And let’s not forget institutionalized sexual deviance. Students attending Columbia University are able to go on a university website (, which encourages and even offers locations for hook-ups, group sex, torture fetishes, and how to choose your favorite sex toy. Not to be out done, UCLA sponsored an on-campus showing of Pirates II: Stagnetti’s Revenge, a high budget porn film. All you needed to get in was a student I.D. At Northwestern, an “explicit after-class demonstration” for a Human Sexuality course offered students a live public demonstration of “a naked non-student woman being repeatedly sexually stimulated to the point of orgasm by the sex toy.
It is astonishing that, despite the mountains of debt students accrue to attend university to prepare them for a career, they nevertheless waste their time and their money on classes like these that ultimately prepare them for nothing. As Rossiter puts it:
This is the story of the student attending modern American university, and it is precisely why your child should not. We no longer teach thoughtful disagreement, intelligent and respectful debate or love, compassion and tolerance. More disconcerting is the broad malaise Americans feel about the state of our universities. The shrug of the shoulders and lack of alarm is telling.

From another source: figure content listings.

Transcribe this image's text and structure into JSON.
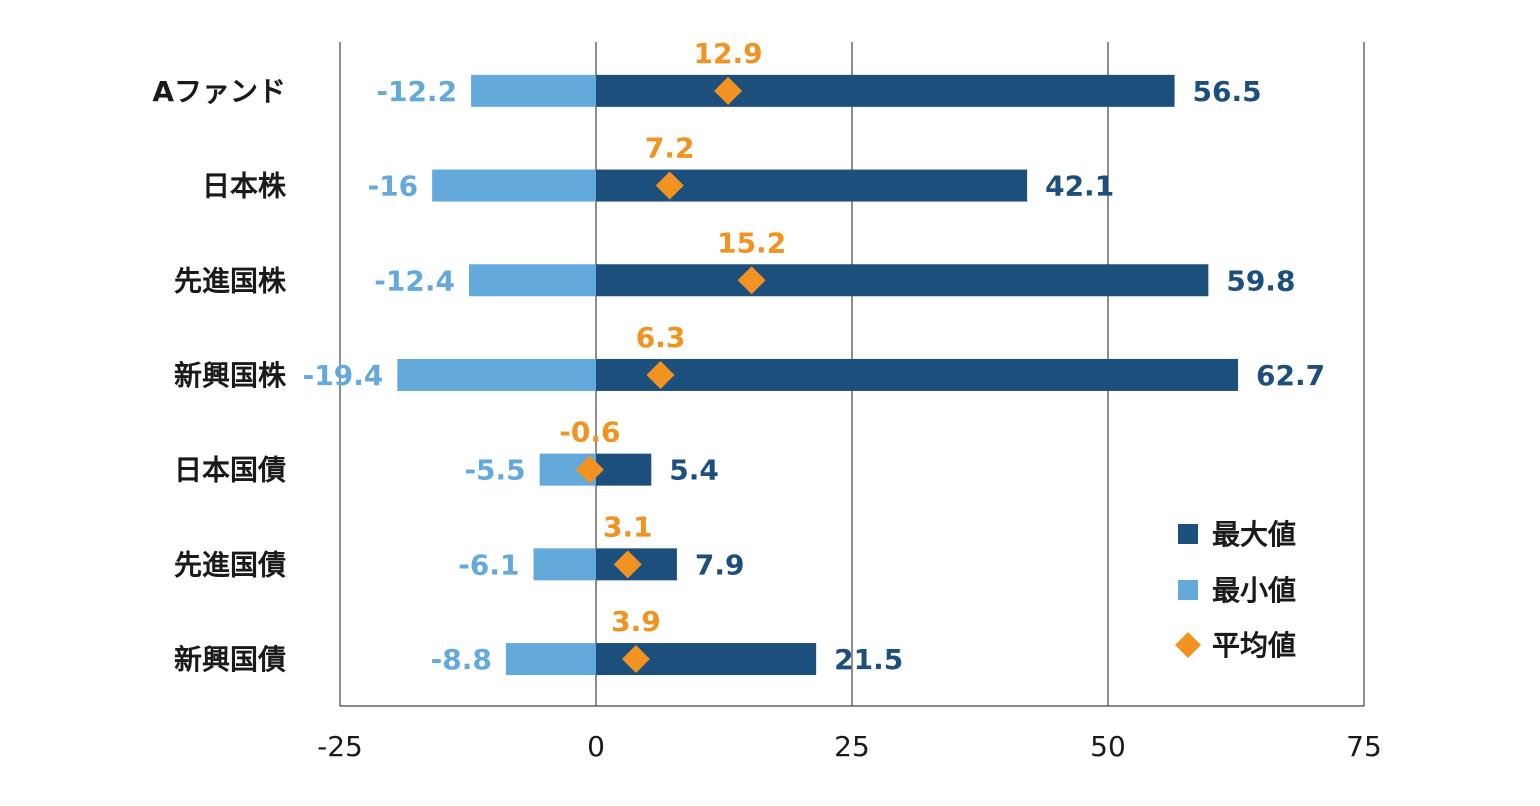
{
  "chart_data": {
    "type": "bar",
    "categories": [
      "Aファンド",
      "日本株",
      "先進国株",
      "新興国株",
      "日本国債",
      "先進国債",
      "新興国債"
    ],
    "series": [
      {
        "name": "最大値",
        "values": [
          56.5,
          42.1,
          59.8,
          62.7,
          5.4,
          7.9,
          21.5
        ],
        "color": "#1c4f7c"
      },
      {
        "name": "最小値",
        "values": [
          -12.2,
          -16,
          -12.4,
          -19.4,
          -5.5,
          -6.1,
          -8.8
        ],
        "color": "#64a9dc"
      },
      {
        "name": "平均値",
        "values": [
          12.9,
          7.2,
          15.2,
          6.3,
          -0.6,
          3.1,
          3.9
        ],
        "color": "#f29321",
        "marker": "diamond"
      }
    ],
    "value_labels": {
      "max": [
        "56.5",
        "42.1",
        "59.8",
        "62.7",
        "5.4",
        "7.9",
        "21.5"
      ],
      "min": [
        "-12.2",
        "-16",
        "-12.4",
        "-19.4",
        "-5.5",
        "-6.1",
        "-8.8"
      ],
      "avg": [
        "12.9",
        "7.2",
        "15.2",
        "6.3",
        "-0.6",
        "3.1",
        "3.9"
      ]
    },
    "x_ticks": [
      -25,
      0,
      25,
      50,
      75
    ],
    "x_tick_labels": [
      "-25",
      "0",
      "25",
      "50",
      "75"
    ],
    "xlim": [
      -25,
      75
    ],
    "orientation": "horizontal",
    "grid": "vertical",
    "legend_placement": "bottom-right",
    "title": "",
    "xlabel": "",
    "ylabel": ""
  }
}
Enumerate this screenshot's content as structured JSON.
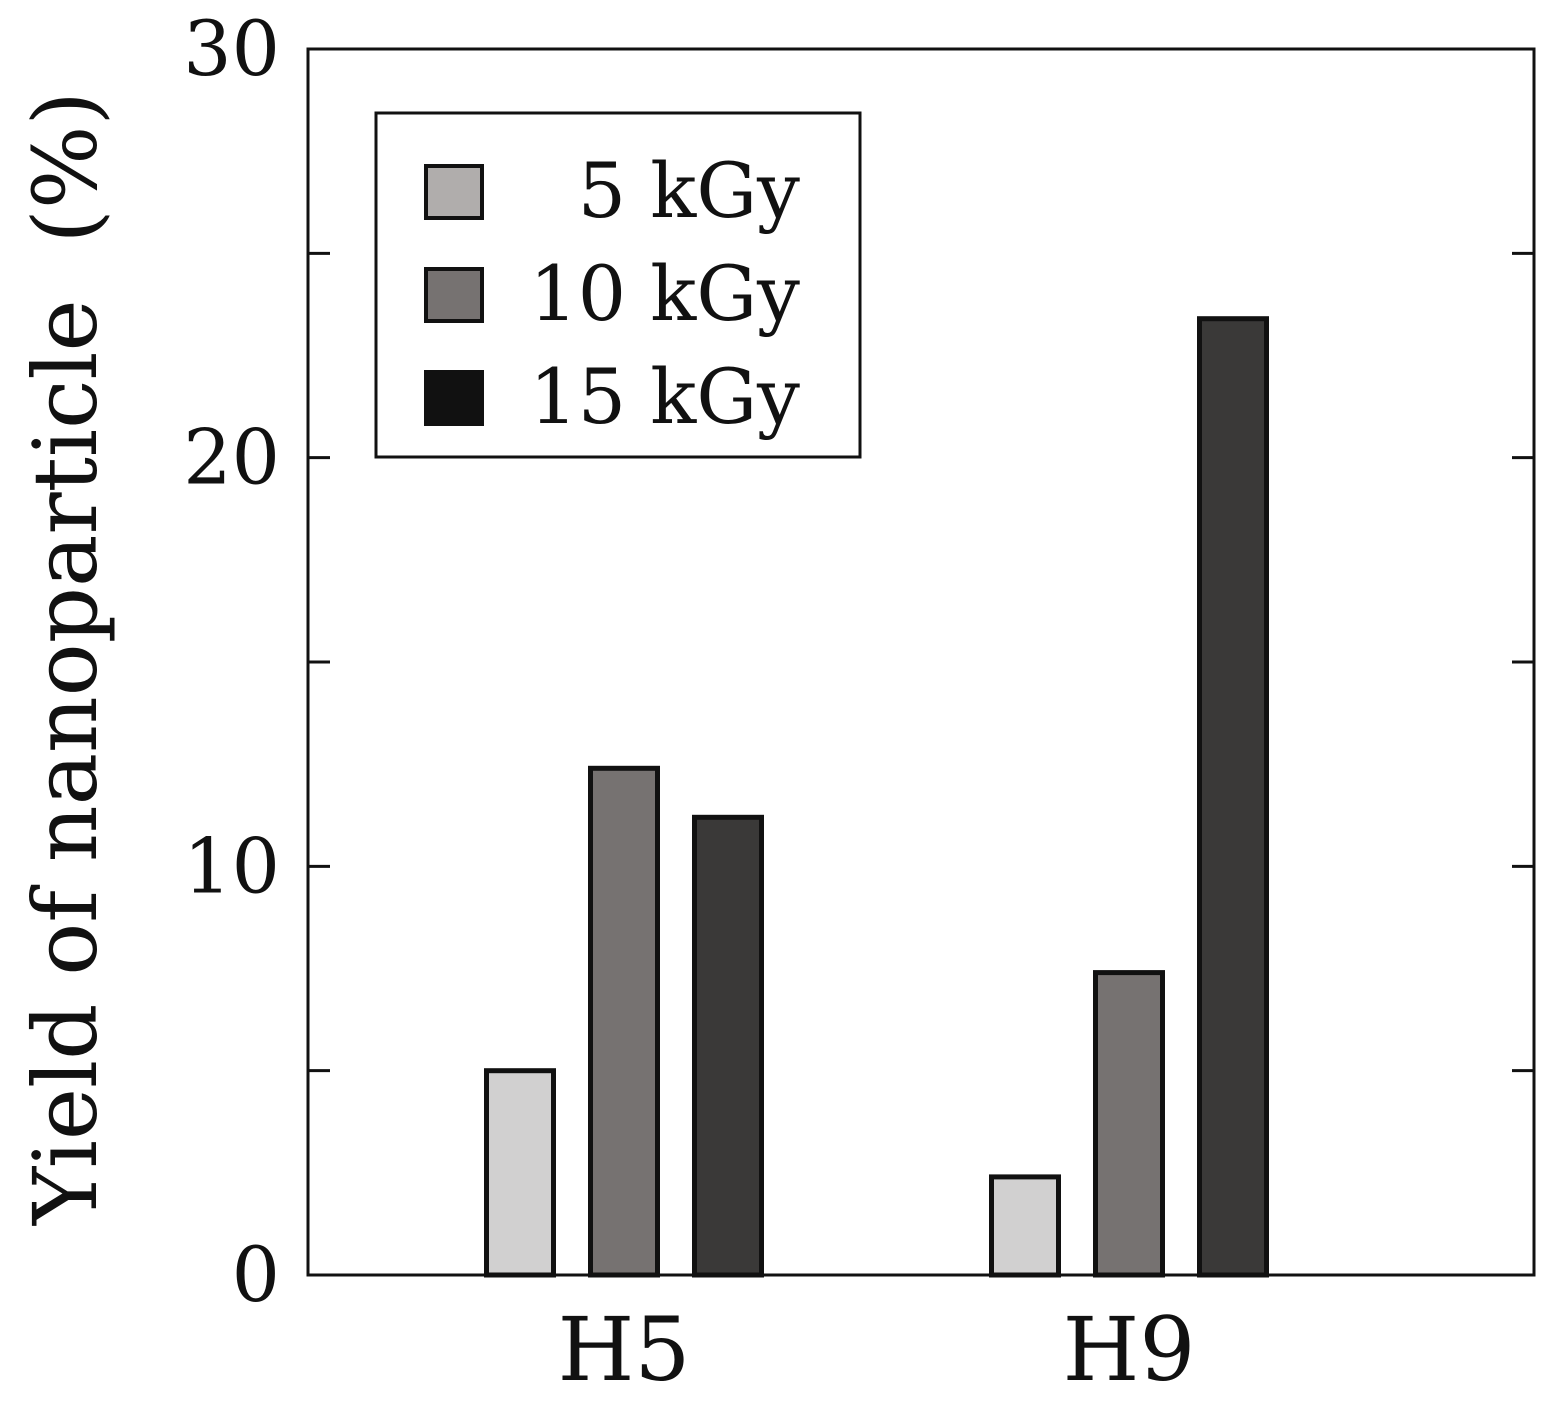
{
  "chart_data": {
    "type": "bar",
    "title": "",
    "xlabel": "",
    "ylabel": "Yield of nanoparticle  (%)",
    "categories": [
      "H5",
      "H9"
    ],
    "series": [
      {
        "name": "5 kGy",
        "values": [
          5.0,
          2.4
        ],
        "color": "#d1d0d0"
      },
      {
        "name": "10 kGy",
        "values": [
          12.4,
          7.4
        ],
        "color": "#767271"
      },
      {
        "name": "15 kGy",
        "values": [
          11.2,
          23.4
        ],
        "color": "#3a3938"
      }
    ],
    "legend_swatch_colors": [
      "#b0adac",
      "#767271",
      "#111111"
    ],
    "ylim": [
      0,
      30
    ],
    "yticks_major": [
      0,
      10,
      20,
      30
    ],
    "yticks_minor": [
      5,
      15,
      25
    ],
    "grid": false,
    "legend_position": "top-left"
  }
}
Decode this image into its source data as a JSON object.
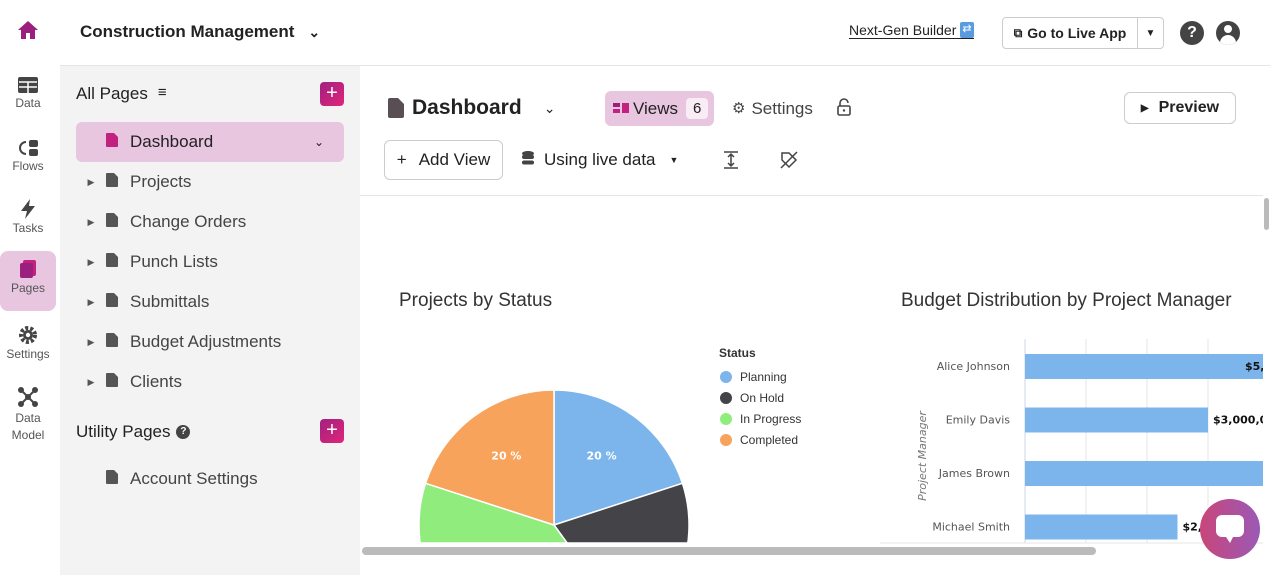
{
  "app": {
    "title": "Construction Management",
    "next_gen": "Next-Gen Builder",
    "go_live": "Go to Live App"
  },
  "rail": [
    {
      "label": "Data"
    },
    {
      "label": "Flows"
    },
    {
      "label": "Tasks"
    },
    {
      "label": "Pages"
    },
    {
      "label": "Settings"
    },
    {
      "label": "Data Model"
    }
  ],
  "sidebar": {
    "all_pages": "All Pages",
    "utility_pages": "Utility Pages",
    "pages": [
      {
        "label": "Dashboard"
      },
      {
        "label": "Projects"
      },
      {
        "label": "Change Orders"
      },
      {
        "label": "Punch Lists"
      },
      {
        "label": "Submittals"
      },
      {
        "label": "Budget Adjustments"
      },
      {
        "label": "Clients"
      }
    ],
    "utility": [
      {
        "label": "Account Settings"
      }
    ]
  },
  "header": {
    "page_title": "Dashboard",
    "views_label": "Views",
    "views_count": "6",
    "settings_label": "Settings",
    "preview_label": "Preview",
    "add_view": "Add View",
    "data_source": "Using live data"
  },
  "colors": {
    "accent": "#c2217f",
    "selected_bg": "#e8c6e0"
  },
  "chart_data": [
    {
      "type": "pie",
      "title": "Projects by Status",
      "legend_title": "Status",
      "legend_position": "right",
      "slices": [
        {
          "name": "Planning",
          "value": 20,
          "color": "#7cb5ec",
          "label": "20 %"
        },
        {
          "name": "On Hold",
          "value": 20,
          "color": "#434348",
          "label": ""
        },
        {
          "name": "In Progress",
          "value": 40,
          "color": "#90ed7d",
          "label": ""
        },
        {
          "name": "Completed",
          "value": 20,
          "color": "#f7a35c",
          "label": "20 %"
        }
      ]
    },
    {
      "type": "bar",
      "orientation": "horizontal",
      "title": "Budget Distribution by Project Manager",
      "ylabel": "Project Manager",
      "grid": true,
      "categories": [
        "Alice Johnson",
        "Emily Davis",
        "James Brown",
        "Michael Smith"
      ],
      "values": [
        5000000,
        3000000,
        4000000,
        2500000
      ],
      "labels": [
        "$5,",
        "$3,000,0",
        "",
        "$2,"
      ],
      "color": "#7cb5ec"
    }
  ]
}
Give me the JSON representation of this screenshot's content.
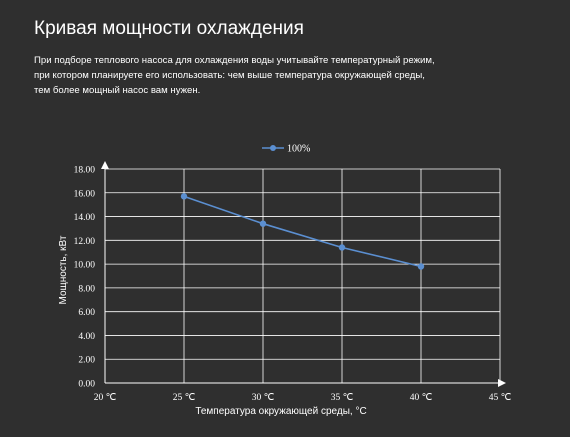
{
  "page": {
    "title": "Кривая мощности охлаждения",
    "description_lines": [
      "При подборе теплового насоса для охлаждения воды учитывайте температурный режим,",
      "при котором планируете его использовать: чем выше температура окружающей среды,",
      "тем более мощный насос вам нужен."
    ]
  },
  "colors": {
    "background": "#2f2f2f",
    "text": "#ffffff",
    "grid": "#ffffff",
    "series": "#5b8fd1"
  },
  "chart_data": {
    "type": "line",
    "x": [
      25,
      30,
      35,
      40
    ],
    "x_tick_labels": [
      "20 ℃",
      "25 ℃",
      "30 ℃",
      "35 ℃",
      "40 ℃",
      "45 ℃"
    ],
    "x_ticks": [
      20,
      25,
      30,
      35,
      40,
      45
    ],
    "y_tick_labels": [
      "0.00",
      "2.00",
      "4.00",
      "6.00",
      "8.00",
      "10.00",
      "12.00",
      "14.00",
      "16.00",
      "18.00"
    ],
    "y_ticks": [
      0,
      2,
      4,
      6,
      8,
      10,
      12,
      14,
      16,
      18
    ],
    "series": [
      {
        "name": "100%",
        "values": [
          15.7,
          13.4,
          11.4,
          9.8
        ]
      }
    ],
    "xlabel": "Температура окружающей среды, °С",
    "ylabel": "Мощность, кВт",
    "xlim": [
      20,
      45
    ],
    "ylim": [
      0,
      18
    ],
    "grid": true,
    "legend_position": "top-center"
  }
}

We are now three solid generations along in this indoctrination. Just the amount of time Bezmenov believed it would take to undo American values. In my estimation, we have already sped past the last exit on this highway to collapse, and it seems clear that the extermination of conservative thought in America is imminent. Hold on to your hats, it’s about to get fun!
I agree that conservatism is facing difficult challenges. An ideology that emphasizes hard work, self-reliance, self-discipline, and moral rectitude will always be at a disadvantage to one that offers the opposite of these virtues. An ideology which urges us to put the welfare of our country ahead of the welfare of our racial, gender, age, or economic group will always be less appealing than one that panders to our sense of tribal entitlement.

The task ahead for conservatives is difficult because it requires of us that we persuade people to think with their reason rather than their emotions. Sadly, those who find such a prospect attractive will always be substantially fewer than those who find it too daunting and therefore uncongenial.